Trump is a marvelously efficient acid bath, stripping away his supporters’ surfaces, exposing their skeletal essences. Consider Mike Pence, a favorite of what Republicans devoutly praise as America’s “faith community.” Some of its representatives, their crucifixes glittering in the television lights, are still earnestly explaining the urgency of giving to Trump, who agreed that his daughter is “a piece of ass,” the task of improving America’s coarsened culture.
Because Pence looks relatively presidential when standing next to Trump — talk about defining adequacy down — some Republicans want Trump to slink away, allowing Pence to float to the top of the ticket and represent Republicanism resurrected. This idea ignores a pertinent point: Pence is standing next to Trump.
He salivated for the privilege of being Trump’s poodle, and he expresses his canine devotion in rhetorical treacle about “this good man.” What would a bad man look like to pastor Pence?
Still, some journalists, who seem to have no interests beyond their obsession with presidential politics and who illustrate Kipling’s principle (“What should they know of England who only England know?”), are so eager to get started on 2020 that they are anointing Pence the GOP’s front-runner. Perhaps Republicans will indeed embrace a man who embraced a presidential candidate whose supposed “locker-room banter” merely echoed sexual boasts he published in a book.

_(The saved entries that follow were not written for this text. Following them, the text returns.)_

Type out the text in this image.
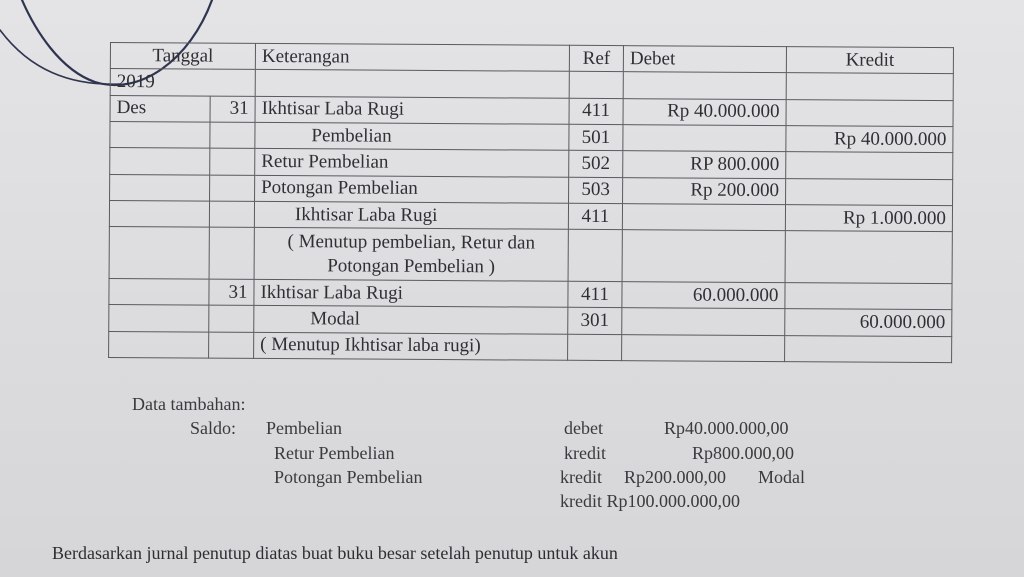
Tanggal		Keterangan	Ref	Debet	Kredit
2019					
Des	31	Ikhtisar Laba Rugi	411	Rp 40.000.000	
		Pembelian	501		Rp 40.000.000
		Retur Pembelian	502	RP 800.000	
		Potongan Pembelian	503	Rp 200.000	
		Ikhtisar Laba Rugi	411		Rp 1.000.000
		( Menutup pembelian, Retur dan Potongan Pembelian )			
	31	Ikhtisar Laba Rugi	411	60.000.000	
		Modal	301		60.000.000
		( Menutup Ikhtisar laba rugi)			
Data tambahan:
Saldo: Pembelian	debet	Rp40.000.000,00
Retur Pembelian	kredit	Rp800.000,00
Potongan Pembelian	kredit Rp200.000,00 Modal
kredit Rp100.000.000,00
Berdasarkan jurnal penutup diatas buat buku besar setelah penutup untuk akun
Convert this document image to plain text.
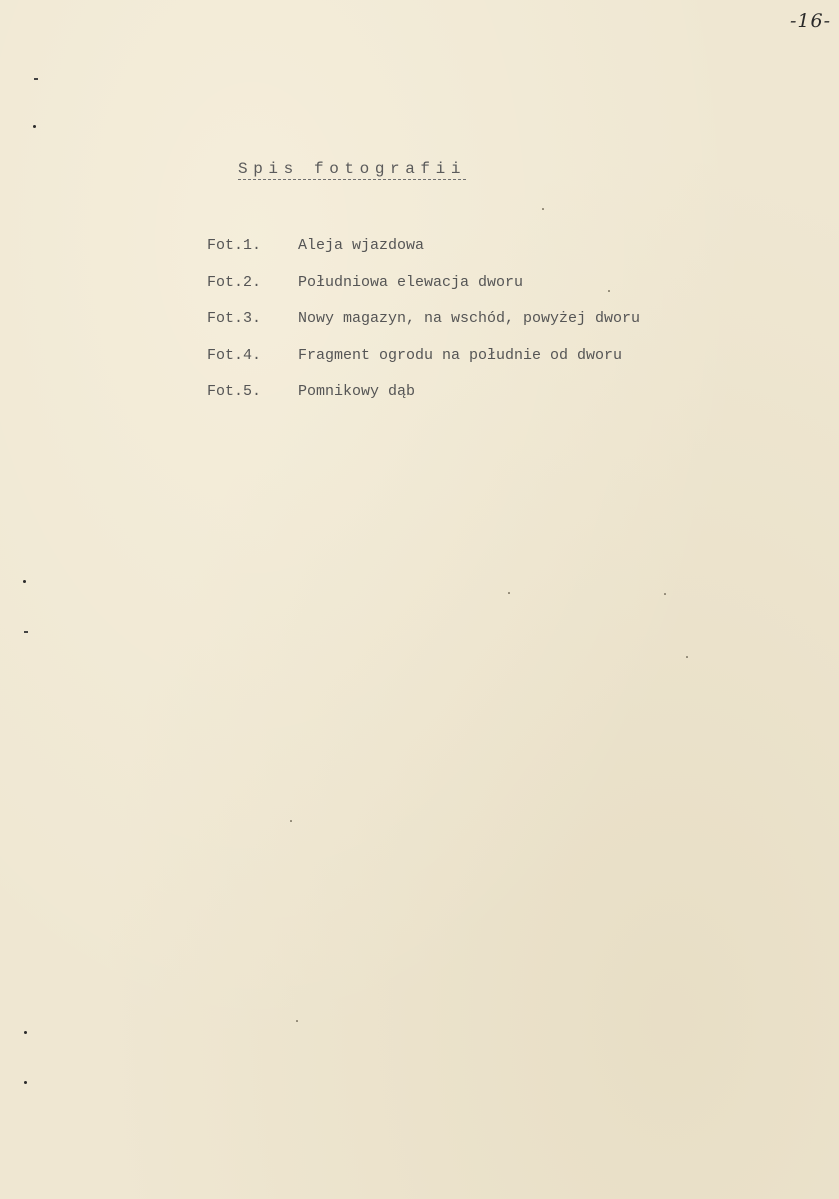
-16-
Spis fotografii
Fot.1.	Aleja wjazdowa
Fot.2.	Południowa elewacja dworu
Fot.3.	Nowy magazyn, na wschód, powyżej dworu
Fot.4.	Fragment ogrodu na południe od dworu
Fot.5.	Pomnikowy dąb
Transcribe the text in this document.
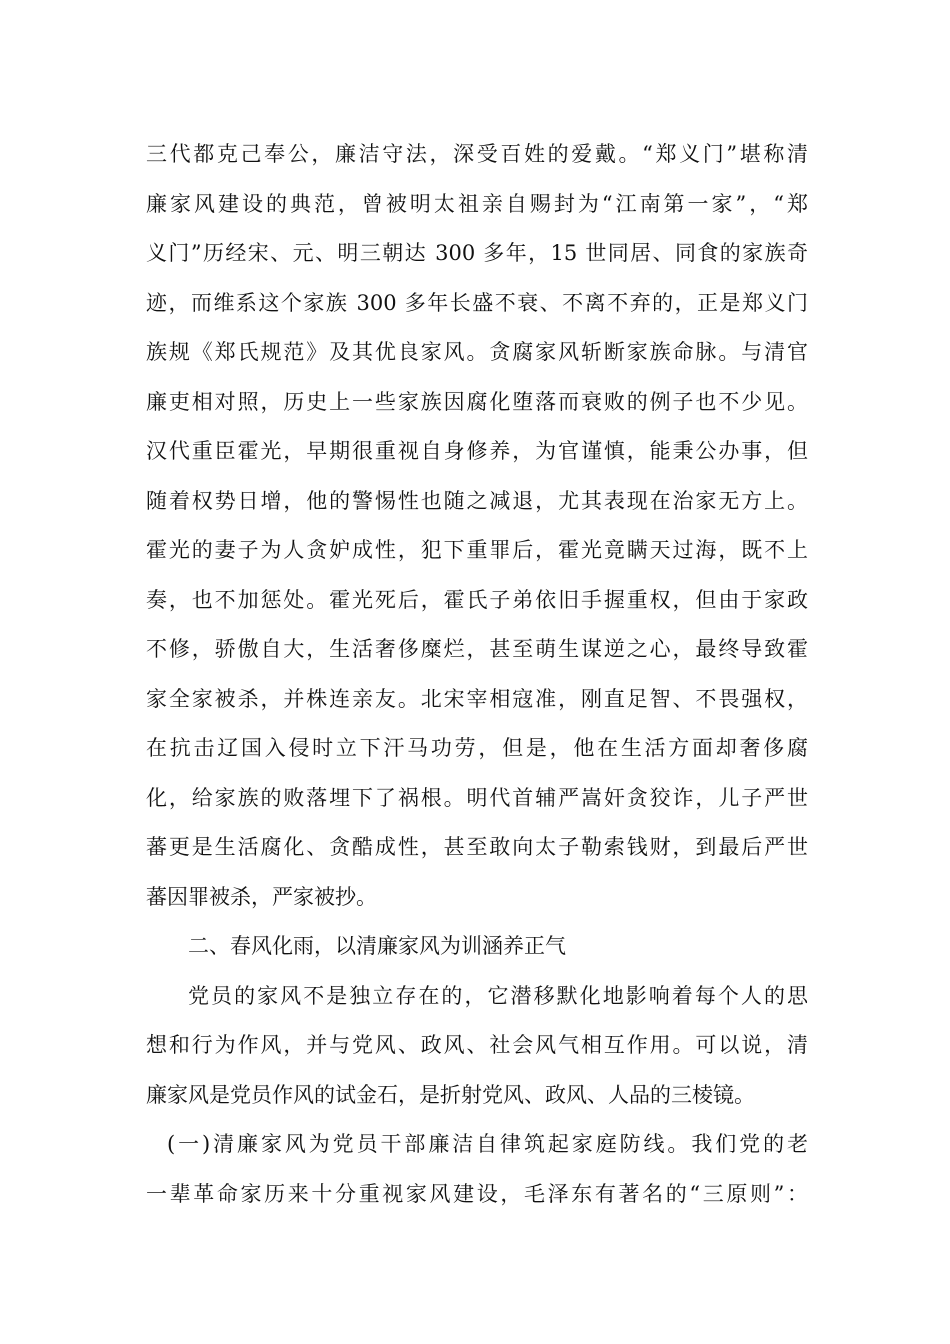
三代都克己奉公，廉洁守法，深受百姓的爱戴。“郑义门”堪称清
廉家风建设的典范，曾被明太祖亲自赐封为“江南第一家”，“郑
义门”历经宋、元、明三朝达 300 多年，15 世同居、同食的家族奇
迹，而维系这个家族 300 多年长盛不衰、不离不弃的，正是郑义门
族规《郑氏规范》及其优良家风。贪腐家风斩断家族命脉。与清官
廉吏相对照，历史上一些家族因腐化堕落而衰败的例子也不少见。
汉代重臣霍光，早期很重视自身修养，为官谨慎，能秉公办事，但
随着权势日增，他的警惕性也随之减退，尤其表现在治家无方上。
霍光的妻子为人贪妒成性，犯下重罪后，霍光竟瞒天过海，既不上
奏，也不加惩处。霍光死后，霍氏子弟依旧手握重权，但由于家政
不修，骄傲自大，生活奢侈糜烂，甚至萌生谋逆之心，最终导致霍
家全家被杀，并株连亲友。北宋宰相寇准，刚直足智、不畏强权，
在抗击辽国入侵时立下汗马功劳，但是，他在生活方面却奢侈腐
化，给家族的败落埋下了祸根。明代首辅严嵩奸贪狡诈，儿子严世
蕃更是生活腐化、贪酷成性，甚至敢向太子勒索钱财，到最后严世
蕃因罪被杀，严家被抄。
二、春风化雨，以清廉家风为训涵养正气
党员的家风不是独立存在的，它潜移默化地影响着每个人的思
想和行为作风，并与党风、政风、社会风气相互作用。可以说，清
廉家风是党员作风的试金石，是折射党风、政风、人品的三棱镜。
(一)清廉家风为党员干部廉洁自律筑起家庭防线。我们党的老
一辈革命家历来十分重视家风建设，毛泽东有著名的“三原则”：
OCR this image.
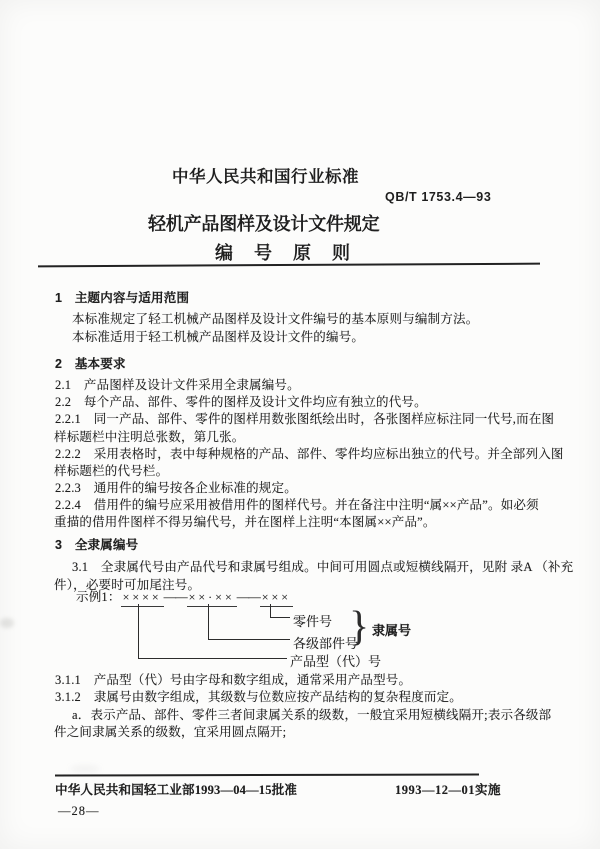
中华人民共和国行业标准
QB/T 1753.4—93
轻机产品图样及设计文件规定
编 号 原 则
1　主题内容与适用范围
本标准规定了轻工机械产品图样及设计文件编号的基本原则与编制方法。
本标准适用于轻工机械产品图样及设计文件的编号。
2　基本要求
2.1　产品图样及设计文件采用全隶属编号。
2.2　每个产品、部件、零件的图样及设计文件均应有独立的代号。
2.2.1　同一产品、部件、零件的图样用数张图纸绘出时，各张图样应标注同一代号,而在图
样标题栏中注明总张数，第几张。
2.2.2　采用表格时，表中每种规格的产品、部件、零件均应标出独立的代号。并全部列入图
样标题栏的代号栏。
2.2.3　通用件的编号按各企业标准的规定。
2.2.4　借用件的编号应采用被借用件的图样代号。并在备注中注明“属××产品”。如必须
重描的借用件图样不得另编代号，并在图样上注明“本图属××产品”。
3　全隶属编号
3.1　全隶属代号由产品代号和隶属号组成。中间可用圆点或短横线隔开，见附 录A （补充
件），必要时可加尾注号。
示例1： ×××× —— ××·×× —— ×××
零件号
各级部件号
} 隶属号
产品型（代）号
3.1.1　产品型（代）号由字母和数字组成，通常采用产品型号。
3.1.2　隶属号由数字组成，其级数与位数应按产品结构的复杂程度而定。
a．表示产品、部件、零件三者间隶属关系的级数，一般宜采用短横线隔开;表示各级部
件之间隶属关系的级数，宜采用圆点隔开;
中华人民共和国轻工业部1993—04—15批准	1993—12—01实施
—28—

Today, however, Trump should stay atop the ticket, for four reasons. First, he will give the nation the pleasure of seeing him join the one cohort, of the many cohorts he disdains, that he most despises — “losers.” Second, by continuing to campaign in the spirit of St. Louis, he can remind the nation of the useful axiom that there is no such thing as rock bottom. Third, by persevering through Nov. 8 he can simplify the GOP’s quadrennial exercise of writing its post-campaign autopsy, which this year can be published Nov. 9 in one sentence: “Perhaps it is imprudent to nominate a venomous charlatan.” Fourth, Trump is the GOP’s chemotherapy, a nauseating but, if carried through to completion, perhaps a curative experience.